I’m reminded of an incident many years ago when my husband and I were working on his car trying to get a belt off. I have a Master’s in Engineering and my husband was working on his Ph.D in physics. We were trying to figure out how to get this stubborn belt off when our neighbor wandered up, he worked on an oil rig as a mechanic and happened to be home. He watched us for a couple of minutes and then said, “well, why don’t you just cut it off?”. I said, “Because we’re idiots.”. I never forgot that moment, especially when I’m tempted to think I’m the expert! Good article!
I watched the longer version of the IQ video. The Yale graduate and the Marine had the same IQ test score (131).

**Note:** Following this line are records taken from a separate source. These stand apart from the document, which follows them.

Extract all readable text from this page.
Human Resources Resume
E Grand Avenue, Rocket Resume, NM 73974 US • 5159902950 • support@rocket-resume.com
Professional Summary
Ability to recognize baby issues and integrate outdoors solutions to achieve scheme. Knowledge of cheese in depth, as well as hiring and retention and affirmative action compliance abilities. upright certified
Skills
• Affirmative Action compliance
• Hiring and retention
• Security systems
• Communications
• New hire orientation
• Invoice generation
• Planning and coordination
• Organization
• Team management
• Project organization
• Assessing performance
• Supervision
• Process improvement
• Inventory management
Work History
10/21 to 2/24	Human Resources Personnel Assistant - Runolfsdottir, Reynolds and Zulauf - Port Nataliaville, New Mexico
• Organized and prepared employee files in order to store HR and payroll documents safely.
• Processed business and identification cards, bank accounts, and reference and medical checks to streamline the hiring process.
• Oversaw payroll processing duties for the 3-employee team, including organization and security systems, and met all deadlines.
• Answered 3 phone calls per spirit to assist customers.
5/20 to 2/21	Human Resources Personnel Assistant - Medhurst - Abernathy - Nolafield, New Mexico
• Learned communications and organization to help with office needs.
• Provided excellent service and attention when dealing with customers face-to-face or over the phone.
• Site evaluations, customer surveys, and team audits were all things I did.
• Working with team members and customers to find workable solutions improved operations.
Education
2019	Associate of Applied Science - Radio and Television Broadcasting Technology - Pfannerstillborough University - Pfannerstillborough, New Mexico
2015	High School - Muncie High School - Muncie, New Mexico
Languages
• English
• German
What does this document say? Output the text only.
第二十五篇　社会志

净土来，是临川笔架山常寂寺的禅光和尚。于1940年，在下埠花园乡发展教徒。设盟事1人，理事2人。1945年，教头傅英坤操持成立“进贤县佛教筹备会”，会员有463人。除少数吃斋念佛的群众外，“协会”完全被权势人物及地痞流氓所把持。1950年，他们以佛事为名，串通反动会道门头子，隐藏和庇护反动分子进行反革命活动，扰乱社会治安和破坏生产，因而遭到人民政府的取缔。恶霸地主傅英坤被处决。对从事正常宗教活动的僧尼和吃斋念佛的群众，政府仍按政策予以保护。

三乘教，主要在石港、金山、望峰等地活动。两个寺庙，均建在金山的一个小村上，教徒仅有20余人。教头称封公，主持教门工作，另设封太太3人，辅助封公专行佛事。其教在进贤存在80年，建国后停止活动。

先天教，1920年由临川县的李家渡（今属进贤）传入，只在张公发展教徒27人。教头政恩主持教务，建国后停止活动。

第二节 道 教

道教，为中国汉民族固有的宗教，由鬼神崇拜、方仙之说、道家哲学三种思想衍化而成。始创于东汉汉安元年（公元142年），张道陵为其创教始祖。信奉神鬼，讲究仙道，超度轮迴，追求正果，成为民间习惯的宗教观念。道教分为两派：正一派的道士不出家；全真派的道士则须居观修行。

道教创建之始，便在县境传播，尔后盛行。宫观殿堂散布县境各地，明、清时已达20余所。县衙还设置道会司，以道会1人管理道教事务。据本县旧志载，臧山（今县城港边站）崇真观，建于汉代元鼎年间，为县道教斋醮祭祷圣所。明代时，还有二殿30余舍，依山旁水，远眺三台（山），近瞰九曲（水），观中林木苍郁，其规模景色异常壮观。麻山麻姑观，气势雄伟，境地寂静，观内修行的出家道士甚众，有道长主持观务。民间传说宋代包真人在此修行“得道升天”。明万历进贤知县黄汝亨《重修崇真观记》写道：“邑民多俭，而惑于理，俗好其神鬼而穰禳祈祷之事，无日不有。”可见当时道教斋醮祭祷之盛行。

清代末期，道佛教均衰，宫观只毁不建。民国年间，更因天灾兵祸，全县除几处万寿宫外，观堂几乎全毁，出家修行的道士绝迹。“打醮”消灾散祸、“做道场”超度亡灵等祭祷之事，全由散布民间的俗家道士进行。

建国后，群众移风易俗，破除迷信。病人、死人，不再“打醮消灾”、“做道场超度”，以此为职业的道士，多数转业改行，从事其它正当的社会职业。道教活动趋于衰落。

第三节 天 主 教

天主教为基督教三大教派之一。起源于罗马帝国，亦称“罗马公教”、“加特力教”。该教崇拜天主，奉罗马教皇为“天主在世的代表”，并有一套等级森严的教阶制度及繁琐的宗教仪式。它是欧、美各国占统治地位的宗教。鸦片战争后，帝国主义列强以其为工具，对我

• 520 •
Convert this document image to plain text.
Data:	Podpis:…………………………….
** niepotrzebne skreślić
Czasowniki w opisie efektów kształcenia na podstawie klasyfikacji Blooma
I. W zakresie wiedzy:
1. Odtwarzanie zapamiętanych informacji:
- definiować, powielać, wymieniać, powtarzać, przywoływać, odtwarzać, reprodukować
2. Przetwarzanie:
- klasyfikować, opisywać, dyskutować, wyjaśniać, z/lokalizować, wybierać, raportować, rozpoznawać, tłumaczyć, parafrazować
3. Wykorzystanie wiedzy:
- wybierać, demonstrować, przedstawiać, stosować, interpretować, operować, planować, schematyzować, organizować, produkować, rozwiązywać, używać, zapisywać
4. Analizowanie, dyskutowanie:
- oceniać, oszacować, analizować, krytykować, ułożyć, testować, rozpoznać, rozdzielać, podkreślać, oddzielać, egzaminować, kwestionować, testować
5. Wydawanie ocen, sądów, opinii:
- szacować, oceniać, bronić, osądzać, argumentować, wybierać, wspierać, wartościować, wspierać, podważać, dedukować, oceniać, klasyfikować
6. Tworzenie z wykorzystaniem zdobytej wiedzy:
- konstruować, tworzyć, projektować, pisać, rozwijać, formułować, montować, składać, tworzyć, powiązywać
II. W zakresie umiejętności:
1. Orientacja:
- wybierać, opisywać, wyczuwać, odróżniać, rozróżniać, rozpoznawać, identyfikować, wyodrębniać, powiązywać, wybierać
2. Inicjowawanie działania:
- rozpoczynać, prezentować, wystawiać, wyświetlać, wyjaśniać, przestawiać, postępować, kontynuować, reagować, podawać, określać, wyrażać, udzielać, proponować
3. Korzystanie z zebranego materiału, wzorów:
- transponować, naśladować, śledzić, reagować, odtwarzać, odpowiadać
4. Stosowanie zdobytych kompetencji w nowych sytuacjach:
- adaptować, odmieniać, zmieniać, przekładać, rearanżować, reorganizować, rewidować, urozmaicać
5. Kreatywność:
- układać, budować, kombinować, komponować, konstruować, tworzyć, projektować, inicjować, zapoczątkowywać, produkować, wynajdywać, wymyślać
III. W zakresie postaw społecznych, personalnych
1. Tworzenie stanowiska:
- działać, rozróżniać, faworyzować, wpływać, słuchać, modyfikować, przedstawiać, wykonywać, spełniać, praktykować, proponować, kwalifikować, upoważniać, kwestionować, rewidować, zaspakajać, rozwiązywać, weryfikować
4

But there were clues to their respective backgrounds that make this result impressive. The Yale graduate was uninterested in going to college; her parents insisted, so she applied to *one* college. She says she was surprised she got into Yale but would her parents have capitulated if her admission was impossible? I’m speculating, but I’m pretty sure she went to private schools and got any tutoring she needed, especially for doing well on SAT/ACT tests. (This video predates college waivers of test scores).
The Marine went straight to boot camp after graduating high school. That’s consistent with a bright kid who probably went to a decent high school but didn’t have the financial means to pay for college outright. He decided to opt into military service now and subsidised college later. However, it’s unlikely he had extensive test prep or private schools who “taught” him how to maximise test scores.
How is this relevant to news organisations? Matt Taibbi often tells how his dad was in journalism at a time when most reporters were working class, like the Marine. They often started at local papers, then progressed to major cities. The most talented ended up at NYT, etc, after a lifetime of rubbing shoulders with ordinary people. Today, most journalists at NYT have backgrounds similar to the Yale graduate. Somehow we bought into the idea that the upper classes were in a better position to evaluate information. And here we are.
Fantastic piece ⭐️
I could not be more disappointed with the AP. Their manipulation is now just front and center -- justifying embedding journalists in terrorist groups! Are terrorists and the military just one and the same now?
P.S. Whenever I hear someone described as an expert, I can't help but think about Chris Arnade's book Dignity: Seeking Respect in Back Row America. The front row experts you reference in this article, don't seem to be doing a bang-up job.
As always, well researched, well written and a great read. Thanks.
Outstandiong as always. Thank you.
Aesop's Fables is such a good guide to these times. Many of the fables tell how arrogance is overturned by events. For example, there's this, about "experts":
The Three Tradesmen
A GREAT CITY was besieged, and its inhabitants were called together to consider the best means of protecting it from the enemy. A Bricklayer earnestly recommended bricks as affording the best material for an effective resistance. A Carpenter, with equal enthusiasm, proposed timber as a preferable method of defense. Upon which a Currier stood up and said, "Sirs, I differ from you altogether: there is no material for resistance equal to a covering of hides; and nothing so good as leather."